Re: Saint Joseph intime
Publié : mar. 09 août 2016 22:31
à suivreEnfin, je comprendrai moins mal cet amour paternel de saint Joseph si je songe qu'il est digne de se rencontrer avec l'amour filial de Jésus.
Comme l'amour du Fils se rencontre avec l'amour du Père dans l'éternité, ainsi l'amour paternel de Joseph et l'amour filial de Jésus se rencontrent à Bethléem, à Nazareth... dans le ciel. Et que l'amour de saint Joseph soit digne de l'amour filial de Jésus : je ne sais s'il est pensée mieux faite pour nous en inspirer l'admiration et la vénération.
Car Jésus aime Joseph de l'amour filial le plus vrai. Pour entrevoir la vérité et la perfection de cet amour, il faut encore nous élever à l'amour mutuel du Père et du Fils qui se fusionne dans une unité parfaite pour produire l'Esprit-Saint, qui se complaît, se repose, se réjouit en cet Esprit d'amour, de paix, de joie...
Nous avons adoré le Fils de Dieu comme la Filiation même, il est l'amour filial en personne. Cet amour filial, il le communique à son Humanité autant qu'elle peut le recevoir, et de là en elle, dans sa volonté humaine, un amour filial incomparable pour aimer Dieu le Père.
Mais chose prodigieuse ! cet amour filial veut embrasser hors de Dieu deux créatures, et jamais il n'embrassera qu'elles : Marie et Joseph sont aimés de Jésus d'un amour privilégié et immense dans son caractère privilégié.
On dit que l'amour dans la famille, « comme les fleuves, descend et ne remonte pas ». On entend par là que trop souvent il est bien faible, bien inférieur en tout cas à l'amour paternel et à l'amour maternel. Mais cela ne saurait être vrai de Jésus.

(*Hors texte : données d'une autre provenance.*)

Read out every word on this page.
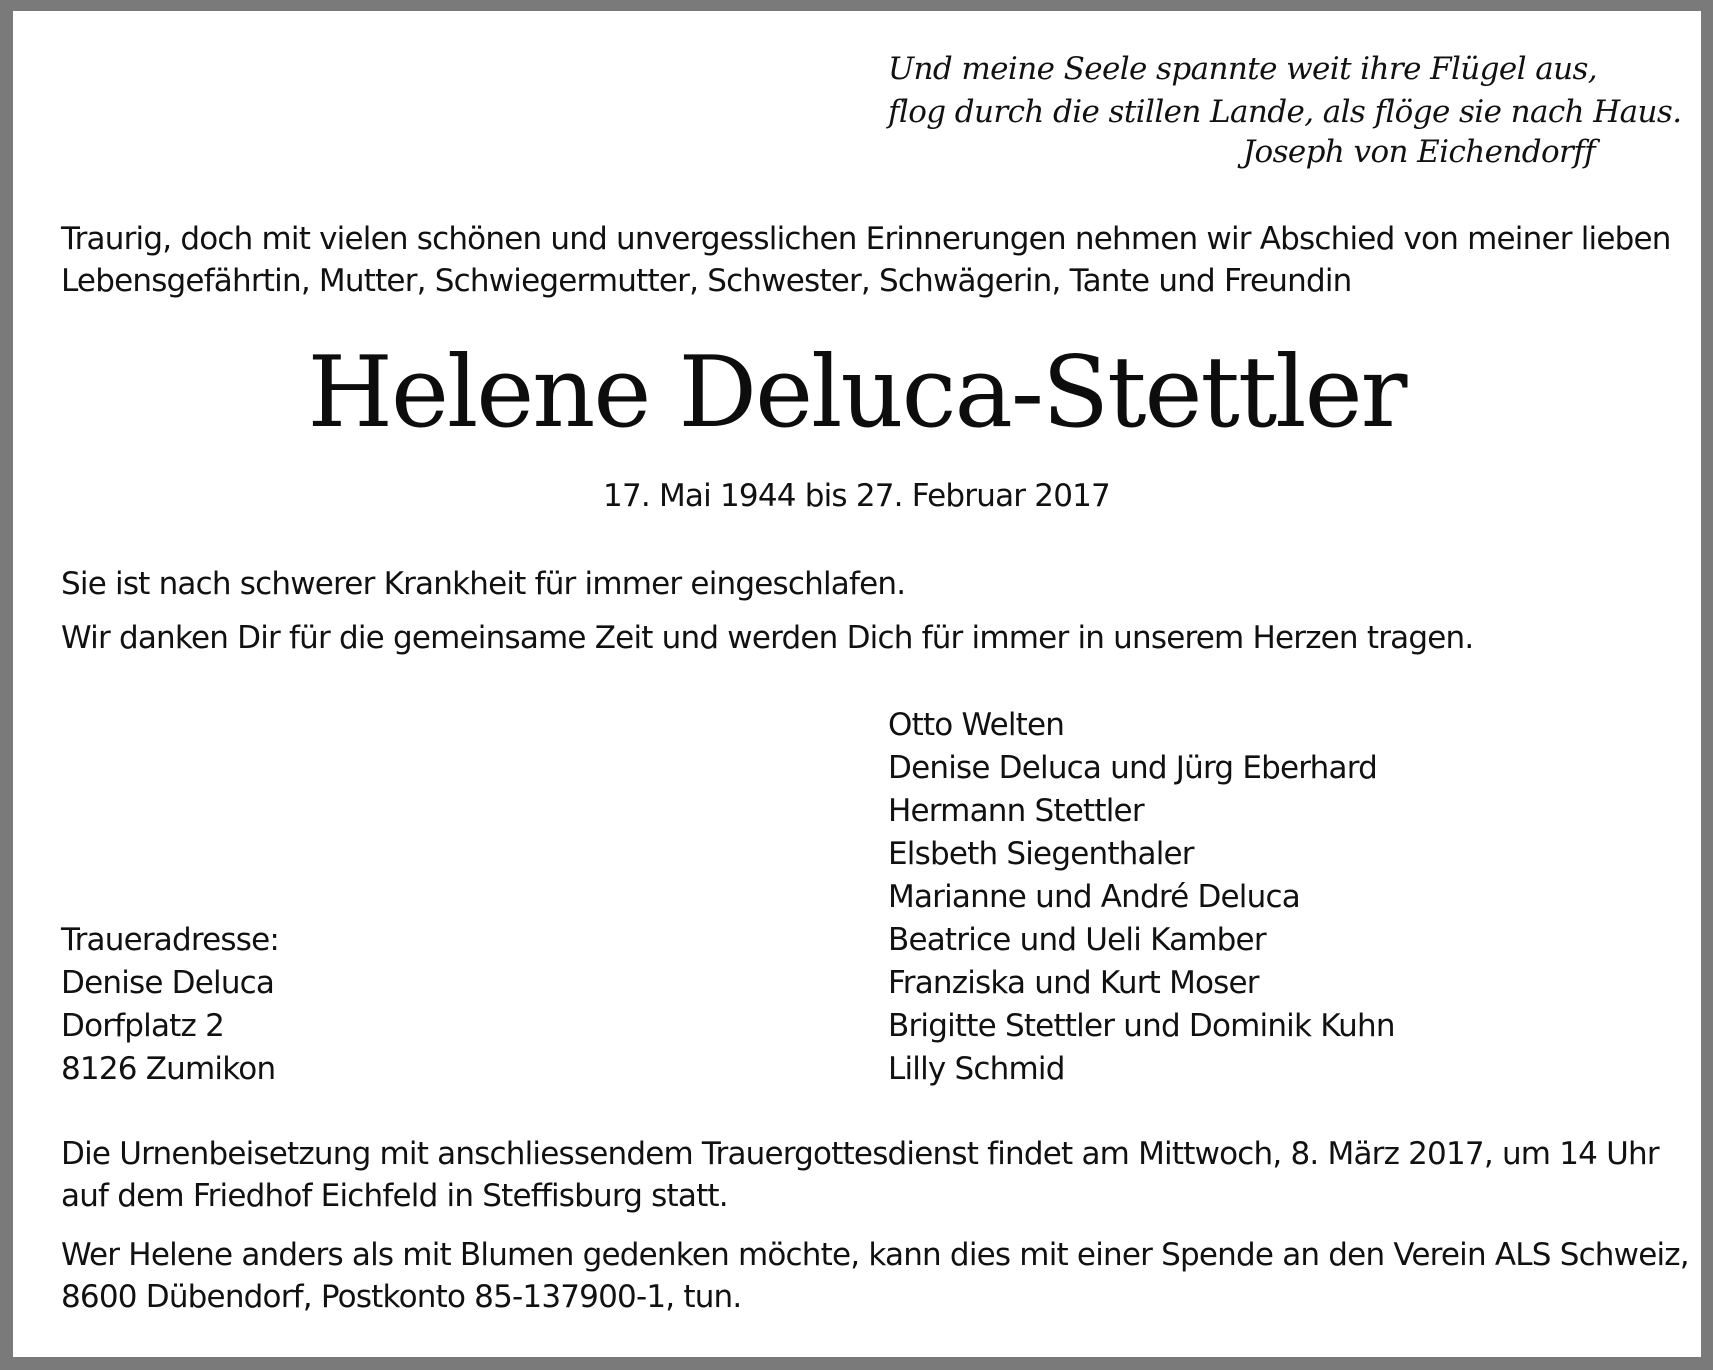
Und meine Seele spannte weit ihre Flügel aus,
flog durch die stillen Lande, als flöge sie nach Haus.
Joseph von Eichendorff
Traurig, doch mit vielen schönen und unvergesslichen Erinnerungen nehmen wir Abschied von meiner lieben
Lebensgefährtin, Mutter, Schwiegermutter, Schwester, Schwägerin, Tante und Freundin
Helene Deluca-Stettler
17. Mai 1944 bis 27. Februar 2017
Sie ist nach schwerer Krankheit für immer eingeschlafen.
Wir danken Dir für die gemeinsame Zeit und werden Dich für immer in unserem Herzen tragen.
Otto Welten
Denise Deluca und Jürg Eberhard
Hermann Stettler
Elsbeth Siegenthaler
Marianne und André Deluca
Beatrice und Ueli Kamber
Franziska und Kurt Moser
Brigitte Stettler und Dominik Kuhn
Lilly Schmid
Traueradresse:
Denise Deluca
Dorfplatz 2
8126 Zumikon
Die Urnenbeisetzung mit anschliessendem Trauergottesdienst findet am Mittwoch, 8. März 2017, um 14 Uhr
auf dem Friedhof Eichfeld in Steffisburg statt.
Wer Helene anders als mit Blumen gedenken möchte, kann dies mit einer Spende an den Verein ALS Schweiz,
8600 Dübendorf, Postkonto 85-137900-1, tun.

Son amour envers Marie et Joseph, sans cesse, par sa tendresse, sa reconnaissance, triomphe de leur amour paternel et maternel et le dépasse immensément.
Quelles délices pour saint Joseph de se voir ainsi vaincu en amour par le Fils de Dieu ! Il a beau travailler, souffrir sans cesse pour lui avec tout l'amour paternel possible, Jésus est si aimant, si reconnaissant, qu'à tout instant il lui rend cent pour un : en amour filial, en bénédictions filiales, que dis-je, il lui rend cent pour un ? il lui rend l'infini !
Si l'excellence d'un homme se mesure à son amour pour Dieu et à l'amour que Dieu lui rend, que dirai-je de ce Saint qui aime Dieu d'un amour paternel et qui est aimé de Dieu d'un amour filial (Cf. S. Bernardin. Sen., et De Isolanis : Summula J., nn. 440 et s.) !
Je ne puis pas être aimé de Jésus d'un tel amour. Et pourtant combien est vrai et profond son amour pour moi ! Je suis ravi quand j'y pense plus attentivement. Mais je veux me réjouir plus encore, ô grand Saint, de songer que, en union avec Marie, vous aimez Jésus d'un amour sans pareil et qu'il vous aime avec elle d'un amour unique.